Only my sticks and mud. I'll grind it up,
Such pain is on me: fling the husky words
For swine to feed on.

Listen, children, I will tell
A tale. I am a king — queen — priest — god:
I was touched by the most ethereal fingers
Of an unbelievable Loveliness.
Had she a name? Well, if she had a name, you'd laugh to hear it:
Why should she have a name?
Perhaps it's in that pile somewhere: but I can't reach it.

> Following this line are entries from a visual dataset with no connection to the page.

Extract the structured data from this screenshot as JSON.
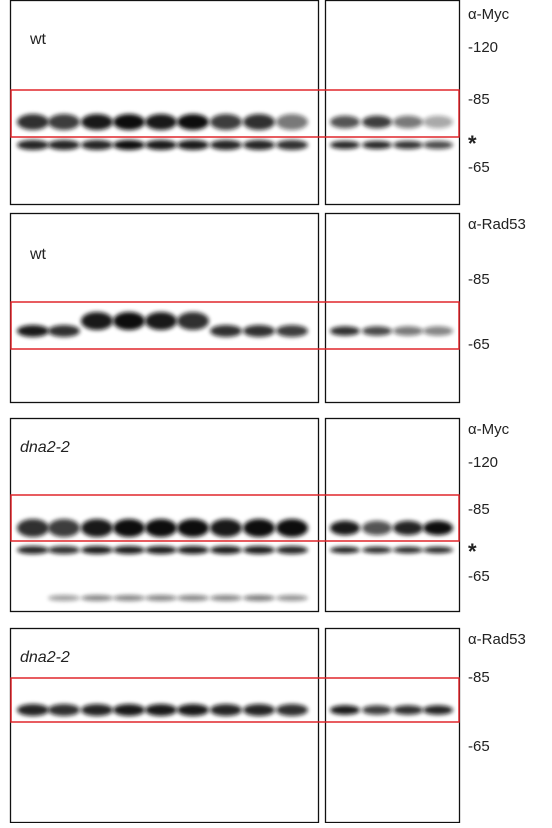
{
  "panels": [
    {
      "sample": "wt",
      "antibody": "α-Myc",
      "markers": [
        "-120",
        "-85",
        "*",
        "-65"
      ]
    },
    {
      "sample": "wt",
      "antibody": "α-Rad53",
      "markers": [
        "-85",
        "-65"
      ]
    },
    {
      "sample": "dna2-2",
      "antibody": "α-Myc",
      "markers": [
        "-120",
        "-85",
        "*",
        "-65"
      ]
    },
    {
      "sample": "dna2-2",
      "antibody": "α-Rad53",
      "markers": [
        "-85",
        "-65"
      ]
    }
  ]
}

The frozen hills reflect the winter sun
Unshivering: never a breeze stirs,
Never a tree whispers;
Head aches, and the veins run
Slow, unheeded. — Oh, to be free
Of formless beauty! To make a jewelry,
To write with sweet meticulous ease
Of barn-door fowl, pattering chestnut:
Or conjure scent of lime-flowers on the breeze:
Or tell what Irony hid in a shepherd's hut,
What Passion solved itself in the pond's ooze:
So, to be saved: to be no soul forlorn,
But without soul to lose:
To win some ease:
Yet, sitting, and musing, there is something
Grows in my ribs with the terrible force of an acorn,
The visible speed of lightning:
And he is a god,
And with finger and thumb
Has burst my heart like a pod of peas.